Политика и экономика Главная тема

«Реальных сил и средств на завоевание России у Польши не было. А значит, польской плетью русский обух было не перешибить», — считает историк Владислав Назаров

 

В этом году страна отпраздновала не просто День народного единства, но еще и 400-летний юбилей окончания Смуты. Праздник получился со слезами на глазах, поскольку проблемы, с которыми бились наши пращуры четыре века назад — экстремизм, неправедный суд, зацентрализованная власть, — собственно, никуда не делись. Даже понятийный аппарат, несмотря на четыре сотни лет развития русского языка и культуры, оказался на удивление схожим. Об исторических аналогиях, о «руке Запада» и вечной русской Смуте на страницах «Итогов» рассуждает старший научный сотрудник Института всеобщей истории РАН Владислав Назаров.

— Владислав Дмитриевич, Кремль не внял предложению отметить нынешний День народного единства как 400-летие возрождения российской государственности. Что, охладели власти к этому празднику?

— Я думаю, что власти давно осознали, что они учредили ложный, искусственно созданный праздник да плюс еще с хронологической ошибкой. То, что не очень весело и массово празднуют 4 ноября, правильнее отмечать 1 ноября. В этот день гарнизон Речи Посполитой сдал отрядам второго ополчения Китай-город. Находились, правда, историки, на полном серьезе объяснявшие, что 4 ноября является неким среднеарифметическим символом нескольких значимых дат и событий. Эта дата, помимо всего прочего, нехороша тем, что она конфронтационная по сути. Да, конечно, сравнительно небольшие отряды войск Речи Посполитой были в Кремле; значительные части территории Российского государства были оккупированы Польшей и Швецией, но разве это уникальное явление в европейской истории? Нет. Это обычное, если хотите, нормальное течение политической и военной истории. Но в итоге праздник стал поводом для раздрая внутри страны (появились русские марши в Москве и татарские в Казани) и ненужных осложнений с современным польским обществом.

— Патриарх Кирилл в бытность митрополитом Смоленским говорил, что Смута «была страшнее того, что произошло во время Великой Отечественной войны... Гитлер в Кремль ногой не ступил, немцы не разложили вертикаль власти...»
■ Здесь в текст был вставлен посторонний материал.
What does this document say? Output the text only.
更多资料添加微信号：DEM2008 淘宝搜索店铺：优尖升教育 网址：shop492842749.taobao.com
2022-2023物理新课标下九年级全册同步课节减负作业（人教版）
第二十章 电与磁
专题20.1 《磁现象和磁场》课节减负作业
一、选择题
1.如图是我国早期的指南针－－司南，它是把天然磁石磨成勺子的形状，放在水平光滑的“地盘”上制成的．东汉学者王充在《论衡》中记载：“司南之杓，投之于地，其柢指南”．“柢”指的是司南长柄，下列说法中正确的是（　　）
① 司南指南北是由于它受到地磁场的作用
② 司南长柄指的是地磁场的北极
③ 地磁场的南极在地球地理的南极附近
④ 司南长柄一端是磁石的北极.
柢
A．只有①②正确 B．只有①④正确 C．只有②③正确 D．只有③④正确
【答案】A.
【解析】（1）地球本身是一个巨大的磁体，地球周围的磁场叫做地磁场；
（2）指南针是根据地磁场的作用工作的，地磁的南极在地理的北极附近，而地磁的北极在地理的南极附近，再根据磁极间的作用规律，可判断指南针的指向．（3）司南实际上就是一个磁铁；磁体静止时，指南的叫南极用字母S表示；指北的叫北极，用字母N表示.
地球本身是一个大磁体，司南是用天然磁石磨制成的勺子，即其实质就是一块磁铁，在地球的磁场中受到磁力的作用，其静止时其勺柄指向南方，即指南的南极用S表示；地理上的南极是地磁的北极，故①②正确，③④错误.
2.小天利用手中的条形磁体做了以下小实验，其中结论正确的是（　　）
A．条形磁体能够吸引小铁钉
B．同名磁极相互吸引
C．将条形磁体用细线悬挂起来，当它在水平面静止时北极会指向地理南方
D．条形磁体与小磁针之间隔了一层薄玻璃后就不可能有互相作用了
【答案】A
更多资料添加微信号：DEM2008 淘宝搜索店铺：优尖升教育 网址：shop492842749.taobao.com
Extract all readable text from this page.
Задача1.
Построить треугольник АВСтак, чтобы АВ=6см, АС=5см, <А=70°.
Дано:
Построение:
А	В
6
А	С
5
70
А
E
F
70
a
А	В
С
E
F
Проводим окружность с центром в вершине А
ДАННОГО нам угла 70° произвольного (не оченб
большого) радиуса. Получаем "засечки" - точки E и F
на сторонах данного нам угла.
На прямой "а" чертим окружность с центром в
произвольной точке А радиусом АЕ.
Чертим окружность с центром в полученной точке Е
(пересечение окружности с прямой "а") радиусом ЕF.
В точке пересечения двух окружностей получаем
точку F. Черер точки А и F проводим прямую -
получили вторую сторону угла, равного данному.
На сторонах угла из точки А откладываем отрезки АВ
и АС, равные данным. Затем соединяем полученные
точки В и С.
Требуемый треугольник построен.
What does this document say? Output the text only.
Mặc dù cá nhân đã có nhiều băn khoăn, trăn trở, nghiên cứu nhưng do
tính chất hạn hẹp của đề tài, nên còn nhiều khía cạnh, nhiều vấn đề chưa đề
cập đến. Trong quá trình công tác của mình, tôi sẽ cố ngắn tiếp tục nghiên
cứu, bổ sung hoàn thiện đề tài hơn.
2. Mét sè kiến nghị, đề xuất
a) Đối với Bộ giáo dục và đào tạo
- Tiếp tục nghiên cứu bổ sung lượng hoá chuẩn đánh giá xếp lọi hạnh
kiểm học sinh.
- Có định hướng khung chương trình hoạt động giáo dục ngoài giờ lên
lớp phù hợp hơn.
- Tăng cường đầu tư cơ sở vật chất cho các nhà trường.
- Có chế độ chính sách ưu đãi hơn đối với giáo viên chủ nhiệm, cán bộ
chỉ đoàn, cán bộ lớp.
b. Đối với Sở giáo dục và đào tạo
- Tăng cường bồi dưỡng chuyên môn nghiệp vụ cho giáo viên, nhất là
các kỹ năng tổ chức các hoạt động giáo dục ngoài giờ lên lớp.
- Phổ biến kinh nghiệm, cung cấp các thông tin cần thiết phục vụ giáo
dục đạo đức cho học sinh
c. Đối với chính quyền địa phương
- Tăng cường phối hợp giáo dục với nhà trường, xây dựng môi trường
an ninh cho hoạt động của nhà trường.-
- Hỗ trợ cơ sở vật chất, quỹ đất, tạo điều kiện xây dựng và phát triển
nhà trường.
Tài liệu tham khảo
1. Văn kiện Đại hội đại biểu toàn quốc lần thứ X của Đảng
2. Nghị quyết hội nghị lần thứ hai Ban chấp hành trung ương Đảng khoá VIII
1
— Я просто не понимаю причин для такого сравнения. Совершенно понятно, что в войне, начатой фашистской Германией против СССР, речь шла об уничтожении страны, а в перспективе и народа. А от того, что в Москве два года находился польский гарнизон, Россия не исчезала как государство. Польский комендант Кремля не садился на трон московских царей. Более того: иностранные войска были введены в Москву по соглашению с Боярской думой прежде всего для защиты столицы от отрядов Лжедмитрия II. Неужели неясно, что было страшнее — Гитлер с его отлаженной гигантской военной машиной или Сигизмунд III с сыном Владиславом, которым сейм не давал денег на новую московскую кампанию вплоть до 1617 года. Да, возник вариант завершения Смуты, если бы русским царем стал 15-летний королевич Владислав, которому осенью 1610 года присягало население многих регионов страны. И что? Точно так же в XVI веке Иван Грозный, а затем его сын Федор были кандидатами на престол Речи Посполитой. Словом, излишняя драматизация, нагнетание изоляционистских настроений, пропаганда вражды ко всему внешнему с помощью новой красной даты календаря, по-моему, ни к чему.
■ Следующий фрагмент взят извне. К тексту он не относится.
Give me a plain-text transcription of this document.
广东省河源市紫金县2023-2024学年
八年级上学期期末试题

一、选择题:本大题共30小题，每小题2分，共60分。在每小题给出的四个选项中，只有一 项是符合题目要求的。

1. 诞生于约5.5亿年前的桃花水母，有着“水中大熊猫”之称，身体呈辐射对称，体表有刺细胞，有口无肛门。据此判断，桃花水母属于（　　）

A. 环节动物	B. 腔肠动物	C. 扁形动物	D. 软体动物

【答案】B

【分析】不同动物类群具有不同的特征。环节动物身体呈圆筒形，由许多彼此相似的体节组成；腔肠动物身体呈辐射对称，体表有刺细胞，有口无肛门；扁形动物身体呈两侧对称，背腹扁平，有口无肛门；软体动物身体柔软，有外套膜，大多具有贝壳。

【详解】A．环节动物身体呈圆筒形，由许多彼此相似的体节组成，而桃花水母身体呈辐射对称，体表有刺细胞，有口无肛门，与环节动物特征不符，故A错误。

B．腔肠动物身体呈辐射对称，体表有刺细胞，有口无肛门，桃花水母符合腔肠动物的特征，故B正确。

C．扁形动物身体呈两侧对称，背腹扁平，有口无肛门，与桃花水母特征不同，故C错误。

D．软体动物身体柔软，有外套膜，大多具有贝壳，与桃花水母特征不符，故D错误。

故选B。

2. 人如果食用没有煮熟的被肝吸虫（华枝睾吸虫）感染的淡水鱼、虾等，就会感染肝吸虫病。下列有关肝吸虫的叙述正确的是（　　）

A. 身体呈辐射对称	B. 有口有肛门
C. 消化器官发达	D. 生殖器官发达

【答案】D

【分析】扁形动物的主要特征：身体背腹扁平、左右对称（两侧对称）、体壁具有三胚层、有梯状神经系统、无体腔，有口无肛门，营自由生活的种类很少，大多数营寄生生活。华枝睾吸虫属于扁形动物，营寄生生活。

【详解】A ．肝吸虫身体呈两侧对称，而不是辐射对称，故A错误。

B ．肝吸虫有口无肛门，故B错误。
— Куда же девать «зацементированную» в учебниках истории польскую интервенцию?

— Употребление по отношению к Смутному времени понятия «польская интервенция» (равно как и «шведская интервенция») неправомерно. Эта формула возникла при Сталине, и зачем нам это повторять теперь, я не знаю. Интервенция предполагает потерю суверенитета страны, а Россия с ним в начале XVII века не расставалась. Мы должны помнить, что, когда речь шла о призвании польского королевича Владислава на русское царство, в августовском договоре 1610 года (его заключили московские бояре от имени всех чинов Российского государства с гетманом Жолкевским, выступавшим от имени Сигизмунда III) специально оговаривалось, что его польская свита в Москве будет крайне ограниченна, что править он будет совместно с Боярской думой. Он не имел права менять институты и порядки государственного устройства, назначать иностранцев в приказы или воевод в города, все важнейшие земельные и финансовые вопросы должны были решаться им совместно с земскими соборами. Владислав обязывался перейти в православие и сохранять статус Русской православной церкви как государственной. Вот такая «интервенция».

Конечно, в пропагандистском усердии частью польско-литовской элиты высказывалась идея колонизовать Россию. Это было хорошо для воздействия на сейм, для мобилизации сил. Но больше было похоже на дешевую пропаганду. Польско-литовские политики прекрасно осознавали, что в России прочно сложилось сословие «благородных» воинов-землевладельцев в 20—25 тысяч человек — служилые люди «по отечеству». Они привыкли владеть землей в своем царстве, пользоваться плодами труда крестьян и считали своим правом и обязанностью нести военную службу и управлять податными сословиями, исповедовать свой вариант христианской веры. Так с какой же стати они будут это отдавать соседям? Нет. Это война не на жизнь, а на смерть.

— А могла ли Польша в этой войне победить?

— В чем-то тогдашняя Речь Посполитая была мощнее России. Например, качество ее кавалерии было много выше русской и в полевых сражениях поляки были искуснее. Русские же отличались при осаде и защите крупных крепостей и мастерским использованием артиллерии, которой у наших предков было больше и по количеству, и по типам орудий. У нас также неплохо было налажено военно-инженерное обеспечение. Но главное не в этом. Надо понимать, что король в своих военных планах был весьма ограничен сеймом. Оккупировав Смоленск после почти двухлетней осады, Сигизмунд не решился идти на Москву, а поехал праздновать триумф в Польшу по образцу римских императоров. Иными словами, реальных сил и средств на завоевание России у Польши не было. А значит, польской плетью русский обух было не перешибить.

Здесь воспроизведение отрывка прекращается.